In Maine, the law was stricken by plebiscite before it could take effect. But in California, gay and lesbian families saw their existing right to marry yanked from their hands by ballot initiative Proposition 8, which passed at the polls by a narrow margin, and only after a bruising campaign that saw gays and marriage parity made the subjects of an array of false and misleading claims, including insinuations that allowing gays to continue marrying would result in children being "recruited" into homosexuality at school.
"As advocates for the truths we are compelled to uphold, we speak with equal intensity and urgency in opposition to your promoting a goal that so deeply conflicts with your faith, not to mention the best interests of our society," a letter from O’Brien to O’Malley read.
But the governor responded with the argument that whatever Church teaching might be, the state should treat gays as the equals of heterosexuals in the eyes of the law.
"[W]hen shortcomings in our laws bring about a result that is unjust, I have a public obligation to try to change that injustice," O’Malley wrote back to the archbishop.
Gay and lesbian families had withstood the worst of such injustice, O’Malley averred.
"I have concluded that discriminating against individuals based on their sexual orientation in the context of civil marital rights is unjust," the governor wrote in his letter to O’Brien. "I have also concluded that treating the children of families headed by same-sex couples with lesser protections under the law than the children of families headed by heterosexual parents, is also unjust."
The governor’s office made letters from the Archbishop available to the public on Aug. 8.
On July 22, O’Malley said that he would make marriage parity a priority in 2012.
Catholic officials have attempted in the past to influence the actions of duly elected U.S. legislators by threatening to withhold church sacraments such as communion from lawmakers of that faith tradition who do not reflect Church teachings in their legislative records.
But many Catholic politicians respond instead to the will of their constituents.
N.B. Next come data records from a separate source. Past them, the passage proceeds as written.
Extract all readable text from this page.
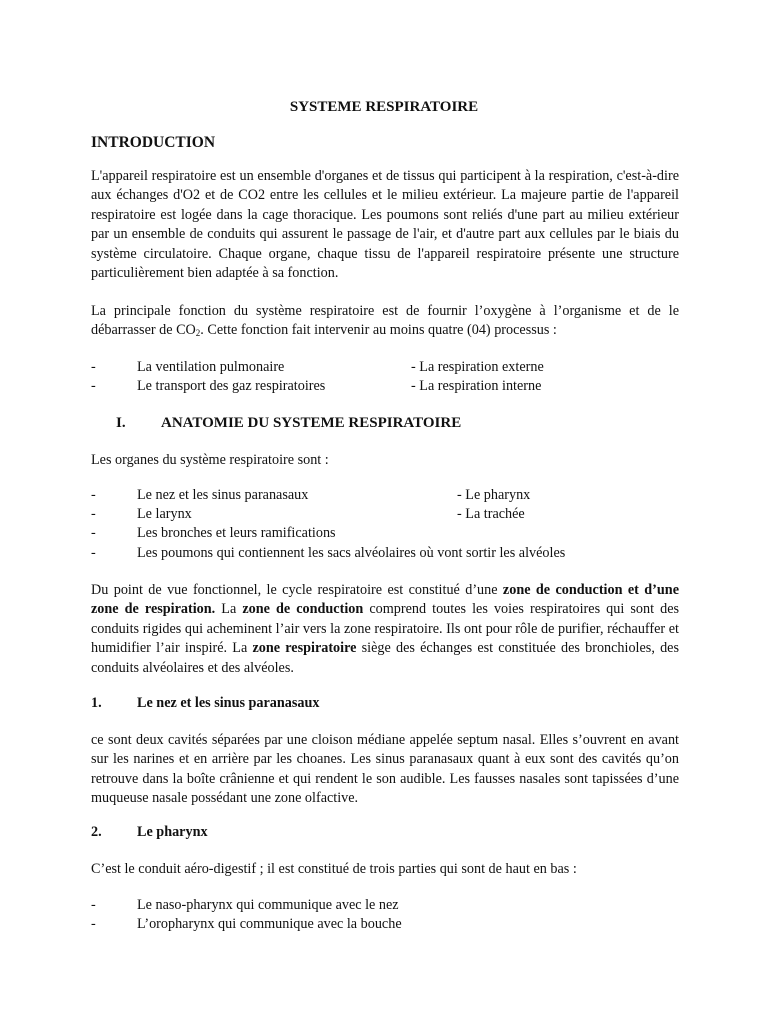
SYSTEME RESPIRATOIRE
INTRODUCTION
L'appareil respiratoire est un ensemble d'organes et de tissus qui participent à la respiration, c'est-à-dire aux échanges d'O2 et de CO2 entre les cellules et le milieu extérieur. La majeure partie de l'appareil respiratoire est logée dans la cage thoracique. Les poumons sont reliés d'une part au milieu extérieur par un ensemble de conduits qui assurent le passage de l'air, et d'autre part aux cellules par le biais du système circulatoire. Chaque organe, chaque tissu de l'appareil respiratoire présente une structure particulièrement bien adaptée à sa fonction.
La principale fonction du système respiratoire est de fournir l’oxygène à l’organisme et de le débarrasser de $CO_2$. Cette fonction fait intervenir au moins quatre (04) processus :
-	La ventilation pulmonaire	- La respiration externe
-	Le transport des gaz respiratoires	- La respiration interne
I. ANATOMIE DU SYSTEME RESPIRATOIRE
Les organes du système respiratoire sont :
-	Le nez et les sinus paranasaux	- Le pharynx
-	Le larynx	- La trachée
-	Les bronches et leurs ramifications
-	Les poumons qui contiennent les sacs alvéolaires où vont sortir les alvéoles
Du point de vue fonctionnel, le cycle respiratoire est constitué d’une zone de conduction et d’une zone de respiration. La zone de conduction comprend toutes les voies respiratoires qui sont des conduits rigides qui acheminent l’air vers la zone respiratoire. Ils ont pour rôle de purifier, réchauffer et humidifier l’air inspiré. La zone respiratoire siège des échanges est constituée des bronchioles, des conduits alvéolaires et des alvéoles.
1. Le nez et les sinus paranasaux
ce sont deux cavités séparées par une cloison médiane appelée septum nasal. Elles s’ouvrent en avant sur les narines et en arrière par les choanes. Les sinus paranasaux quant à eux sont des cavités qu’on retrouve dans la boîte crânienne et qui rendent le son audible. Les fausses nasales sont tapissées d’une muqueuse nasale possédant une zone olfactive.
2. Le pharynx
C’est le conduit aéro-digestif ; il est constitué de trois parties qui sont de haut en bas :
-	Le naso-pharynx qui communique avec le nez
-	L’oropharynx qui communique avec la bouche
In recent years, America’s GLBT citizens have enjoyed greater acceptance and gained rights previously denied them based on their sexual orientation.
Many American Catholics, moreover, outrightly reject certain Church positions, including women’s rights and GLBT equality.
Some Maryland politicians have already said that their attitudes about marriage equality are hardened, and they do not expect to become supporters of marriage equality regardless of the New York law or O’Malley’s efforts.
One Republican lawmaker did suggest that if equality advocates were to propose civil unions, that might be more palatable to conservative lawmakers.
"I don’t see it as having a huge impact on what happens here," said State Del. C.T. Wilson of the historic New York vote.
State Del. Nicholaus Kipke told the media that the minds of his colleagues are made up, saying, "The positions of lawmakers are pretty well-entrenched on the issue." But, Kipke said, he would vote in favor of a bill to provide civil unions, which GLBT equality advocates regard as both separate and unequal to full-fledged marriage rights.